Yemen’s conflict pits the Shiite rebels known as Houthis — who seized the capital last year — and military units loyal to former President Ali Abdullah Saleh against an array of forces, including southern separatists, local and tribal militias, Islamic militants and loyalists of exiled President Abed Rabbo Mansour Hadi. The Saudi-led coalition backing Hadi began carrying out airstrikes on March 26.
UN-brokered talks between the rival factions are underway in Geneva, aimed at ending the violence and addressing the humanitarian crisis in the Arab world’s poorest nation.

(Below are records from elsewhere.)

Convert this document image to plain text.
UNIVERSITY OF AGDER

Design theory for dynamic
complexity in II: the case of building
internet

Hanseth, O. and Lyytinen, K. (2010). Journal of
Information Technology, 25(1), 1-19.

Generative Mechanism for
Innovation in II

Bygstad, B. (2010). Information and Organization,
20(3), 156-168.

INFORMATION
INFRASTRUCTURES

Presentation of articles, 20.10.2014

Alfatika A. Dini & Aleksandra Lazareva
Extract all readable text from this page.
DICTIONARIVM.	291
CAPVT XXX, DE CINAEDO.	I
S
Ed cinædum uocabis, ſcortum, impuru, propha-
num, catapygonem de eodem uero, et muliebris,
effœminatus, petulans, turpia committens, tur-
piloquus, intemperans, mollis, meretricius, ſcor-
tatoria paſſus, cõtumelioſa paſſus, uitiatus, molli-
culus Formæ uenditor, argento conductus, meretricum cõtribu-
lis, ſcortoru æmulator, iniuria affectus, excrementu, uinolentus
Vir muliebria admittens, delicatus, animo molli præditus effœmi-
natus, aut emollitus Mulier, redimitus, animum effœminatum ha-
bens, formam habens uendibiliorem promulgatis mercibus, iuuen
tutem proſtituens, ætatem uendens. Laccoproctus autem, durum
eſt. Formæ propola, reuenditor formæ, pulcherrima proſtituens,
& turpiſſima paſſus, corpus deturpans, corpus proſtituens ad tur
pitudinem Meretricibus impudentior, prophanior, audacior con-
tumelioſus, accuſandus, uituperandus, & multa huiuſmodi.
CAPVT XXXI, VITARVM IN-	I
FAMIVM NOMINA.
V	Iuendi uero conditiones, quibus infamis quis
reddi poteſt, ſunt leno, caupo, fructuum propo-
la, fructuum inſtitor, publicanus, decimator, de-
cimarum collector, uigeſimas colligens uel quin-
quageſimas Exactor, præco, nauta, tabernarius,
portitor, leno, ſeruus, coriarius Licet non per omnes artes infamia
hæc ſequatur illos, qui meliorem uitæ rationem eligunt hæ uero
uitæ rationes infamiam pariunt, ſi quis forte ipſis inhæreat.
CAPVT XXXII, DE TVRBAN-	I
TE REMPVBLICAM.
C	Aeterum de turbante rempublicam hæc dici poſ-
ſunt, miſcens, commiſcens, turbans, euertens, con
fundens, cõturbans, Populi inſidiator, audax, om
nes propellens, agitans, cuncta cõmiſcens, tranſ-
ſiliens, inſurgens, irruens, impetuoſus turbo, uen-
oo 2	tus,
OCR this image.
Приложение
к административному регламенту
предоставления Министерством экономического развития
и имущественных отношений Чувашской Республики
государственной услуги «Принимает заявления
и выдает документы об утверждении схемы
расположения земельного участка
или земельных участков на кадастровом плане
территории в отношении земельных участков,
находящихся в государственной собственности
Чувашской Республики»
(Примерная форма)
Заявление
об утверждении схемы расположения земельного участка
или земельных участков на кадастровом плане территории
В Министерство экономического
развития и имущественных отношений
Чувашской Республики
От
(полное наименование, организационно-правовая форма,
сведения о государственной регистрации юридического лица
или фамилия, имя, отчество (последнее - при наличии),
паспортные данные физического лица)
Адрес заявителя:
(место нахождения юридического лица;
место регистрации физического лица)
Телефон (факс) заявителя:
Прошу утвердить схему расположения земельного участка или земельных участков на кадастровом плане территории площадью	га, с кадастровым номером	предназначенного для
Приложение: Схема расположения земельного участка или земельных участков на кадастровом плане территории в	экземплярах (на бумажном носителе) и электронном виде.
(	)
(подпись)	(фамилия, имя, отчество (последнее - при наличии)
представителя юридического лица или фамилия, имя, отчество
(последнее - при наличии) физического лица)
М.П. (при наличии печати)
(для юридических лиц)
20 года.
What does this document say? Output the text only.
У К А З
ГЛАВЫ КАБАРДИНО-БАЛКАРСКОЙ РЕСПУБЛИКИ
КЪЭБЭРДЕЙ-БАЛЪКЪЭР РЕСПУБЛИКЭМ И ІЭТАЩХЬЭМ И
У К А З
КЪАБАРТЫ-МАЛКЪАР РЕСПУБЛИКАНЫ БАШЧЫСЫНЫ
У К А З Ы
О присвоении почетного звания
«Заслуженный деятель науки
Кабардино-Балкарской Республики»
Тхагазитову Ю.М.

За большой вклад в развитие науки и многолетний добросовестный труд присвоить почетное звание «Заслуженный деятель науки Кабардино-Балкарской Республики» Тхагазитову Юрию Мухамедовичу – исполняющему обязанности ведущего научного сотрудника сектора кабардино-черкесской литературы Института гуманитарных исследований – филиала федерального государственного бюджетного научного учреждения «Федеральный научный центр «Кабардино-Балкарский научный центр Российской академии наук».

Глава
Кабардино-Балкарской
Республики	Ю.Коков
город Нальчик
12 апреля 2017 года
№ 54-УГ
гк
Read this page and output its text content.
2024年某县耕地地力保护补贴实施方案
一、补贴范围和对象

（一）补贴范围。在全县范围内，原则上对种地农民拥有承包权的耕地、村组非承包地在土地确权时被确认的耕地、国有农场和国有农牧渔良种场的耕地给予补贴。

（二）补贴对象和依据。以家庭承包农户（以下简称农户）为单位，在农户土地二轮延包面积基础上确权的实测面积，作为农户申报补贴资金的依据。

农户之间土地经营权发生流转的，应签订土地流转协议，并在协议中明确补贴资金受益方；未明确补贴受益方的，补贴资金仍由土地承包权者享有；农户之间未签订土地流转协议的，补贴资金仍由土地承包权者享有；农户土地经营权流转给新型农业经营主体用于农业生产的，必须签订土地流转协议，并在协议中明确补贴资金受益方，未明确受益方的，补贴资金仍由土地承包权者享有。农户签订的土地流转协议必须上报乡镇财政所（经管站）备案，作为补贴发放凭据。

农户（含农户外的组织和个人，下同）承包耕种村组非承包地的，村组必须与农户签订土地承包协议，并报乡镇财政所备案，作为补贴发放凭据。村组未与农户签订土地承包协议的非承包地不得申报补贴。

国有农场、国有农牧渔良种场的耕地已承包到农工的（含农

Mediators hope to achieve a humanitarian truce during the holy month of Ramadan starting on Thursday, but neither side has shown any desire to compromise.
Despite nearly three months of airstrikes, the anti-Houthi forces have made little progress aside from capturing the city of Dhale, near Aden. The violence has killed at least 1,412 civilians and wounded 3,423, according to UN figures.
Heavy fighting was underway on Wednesday in the oil and gas-rich Marib province east of Sanaa, where Sunni tribes have fended off a number of Houthi advances on the city of al-Saheel, security officials said.
Airstrikes targeted the Houthis in Marib as well as in Sanaa, Aden, the rebels’ northern heartland and the western city of Taiz, they said.
In Taiz, Houthi shelling has killed more than 30 civilians in the past 48 hours, medical officials and witnesses said. The rebels control a third of the city.
All officials insisted on anonymity because they were not authorized to speak to the media.